Additionally, in stop-start traffic an EV can use regenerative braking more often to recover energy back to the battery rather than losing it in heat via the brake pads. This also increases range.

 

EV manufacturing myths

EVs are more polluting during production than ICE vehicles 

The pollution generated during a vehicle’s production is known as its ‘well-to-wheel’ emission(s). While it's been established that EVs produce less emissions than ICE vehicles while driving, they do contribute more pollution during their production.

An EV’s most expensive and complicated component, its on-board battery pack is primarily responsible for these increased emissions.

However, as battery technology and materials advance and the energy density of batteries increases, less material will be needed to achieve the same kilowatt-hour capacity. This will bring down manufacturing costs and emissions.

 

An EV doesn’t offset its manufacturing emissions 

Because EV manufacturing produces higher greenhouse emissions than for ICE vehicles, EVs must be driven to a ‘break-even point’ before they are greener than ICE vehicles.

An EV’s break-even point is when the vehicle has, over its lifecycle, become responsible for the same emissions as a comparable ICE vehicle.

This distance varies depending on the model of EV, the way it’s driven and the grid from which it’s charged. Thanks to an analysis conducted by Reuters using Argonne National Laboratory modelling, we have some figures.

The analysis looked at a Tesla Model 3 and Toyota Corolla – Australia’s best-selling EV and small car respectively – to work out the break-even point of the Tesla according to three grid configurations.

It found that if charged from a 100 per cent coal-fired grid, the Model 3 needs to cover about 125,500km to break even. From the average United States’ energy mix (of 23 per cent coal-fired, plus other fossil fuels and renewables), the Model 3 matches the Corolla in roughly 21,700km, and on a 100 per cent hydroelectric grid, the Tesla has already contributed less emissions in just over 13,500km of driving.

ev myths electric vehicle toyota tesla emissions

As of early 2022, an average of roughly 75 per cent of Australia’s grid is powered by fossil fuels. While this varies from state to state, on average it means a Model 3 charged in Australia would need to cover about 94,000km to break even. Although that’s a lot of driving, the good news is that this figure will drop each year as Australia moves towards a greener grid. And of course, it is much lower already if the car is charged primarily at home using solar.

 

EV batteries can’t be recycled 

While recycling the lithium-ion (Li-ion) batteries found in EVs is a tricky (and underutilised) practice, claims it cannot be done are simply false.

Australia’s own EcoBatt breaks down and selling on the precious metals in EV batteries. In fact, they’ve gotten so good at it that the company says up to 95 per cent of the average EV battery is able to be recycled.

Other companies, such as Australia’s Relectrify reuse individual cells, rebirthing decommissioned EVs’ battery packs for us as building battery energy storage systems.

However, while EV batteries can be recycled, the practice is underutilised globally and in Australia.

A 2021 study by the CSIRO found that just 2 per cent of Australia’s 3,300-tonne Li-ion battery waste was recycled locally in the year prior. However, it is important to note that the vast majority of this waste comes from small Li-ion batteries used in devices like phones, tablets and handheld power tools. And, most of this waste was shipped overseas, not dumped into Australian landfill as some claim.

Nevertheless, large scale recycling of Li-ion batteries is imperative.
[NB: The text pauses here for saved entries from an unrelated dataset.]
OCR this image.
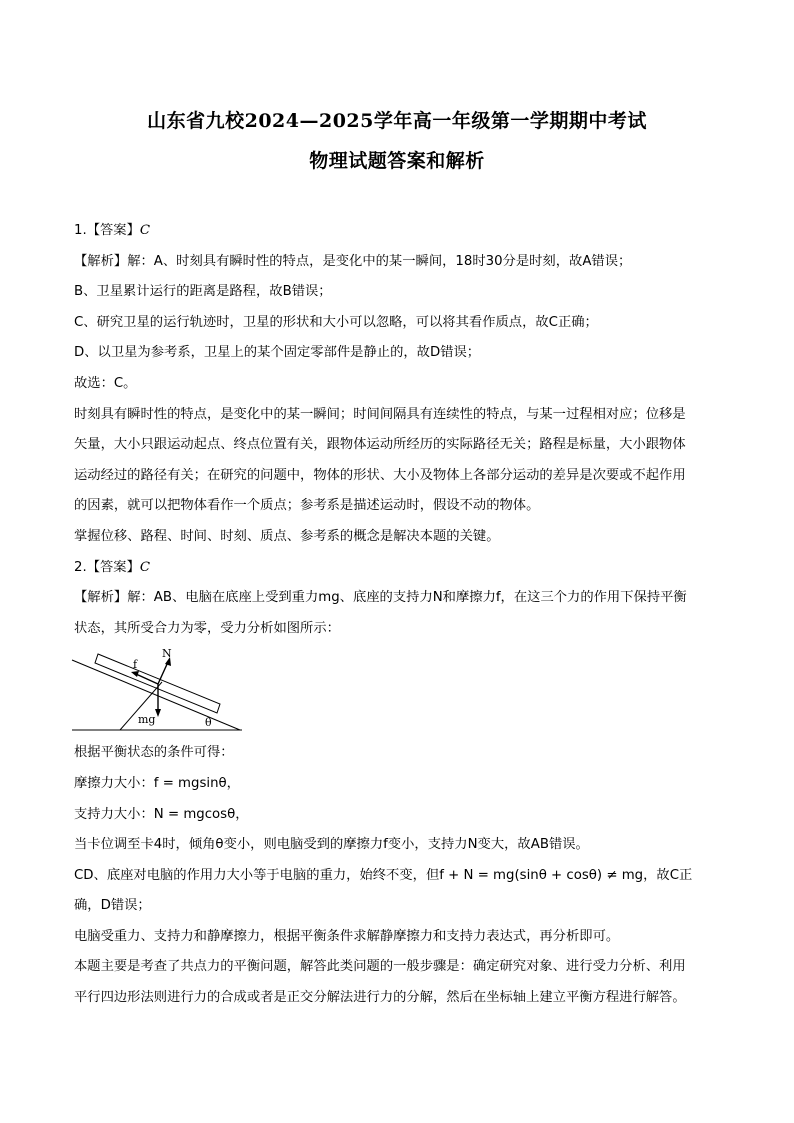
山东省九校2024—2025学年高一年级第一学期期中考试
物理试题答案和解析
1.【答案】C
【解析】解：A、时刻具有瞬时性的特点，是变化中的某一瞬间，18时30分是时刻，故A错误；
B、卫星累计运行的距离是路程，故B错误；
C、研究卫星的运行轨迹时，卫星的形状和大小可以忽略，可以将其看作质点，故C正确；
D、以卫星为参考系，卫星上的某个固定零部件是静止的，故D错误；
故选：C。
时刻具有瞬时性的特点，是变化中的某一瞬间；时间间隔具有连续性的特点，与某一过程相对应；位移是
矢量，大小只跟运动起点、终点位置有关，跟物体运动所经历的实际路径无关；路程是标量，大小跟物体
运动经过的路径有关；在研究的问题中，物体的形状、大小及物体上各部分运动的差异是次要或不起作用
的因素，就可以把物体看作一个质点；参考系是描述运动时，假设不动的物体。
掌握位移、路程、时间、时刻、质点、参考系的概念是解决本题的关键。
2.【答案】C
【解析】解：AB、电脑在底座上受到重力mg、底座的支持力N和摩擦力f，在这三个力的作用下保持平衡
状态，其所受合力为零，受力分析如图所示：
f
N
mg	θ
根据平衡状态的条件可得：
摩擦力大小：f = mgsinθ，
支持力大小：N = mgcosθ，
当卡位调至卡4时，倾角θ变小，则电脑受到的摩擦力f变小，支持力N变大，故AB错误。
CD、底座对电脑的作用力大小等于电脑的重力，始终不变，但f + N = mg(sinθ + cosθ) ≠ mg，故C正
确，D错误；
电脑受重力、支持力和静摩擦力，根据平衡条件求解静摩擦力和支持力表达式，再分析即可。
本题主要是考查了共点力的平衡问题，解答此类问题的一般步骤是：确定研究对象、进行受力分析、利用
平行四边形法则进行力的合成或者是正交分解法进行力的分解，然后在坐标轴上建立平衡方程进行解答。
The study says that the nation’s Li-ion waste is growing at 20 per cent per year, and is predicted to exceed 100,000 tonnes by 2036. Li-ion waste is inherently dangerous, as it poses risks of combustion and environmental contamination.

The good news is that because EV batteries are useful for two decades (and can be used in second-life applications after that,) there is time to scale up EV battery recycling. And because they are full of valuable materials, they are worth too much to simply take to the tip.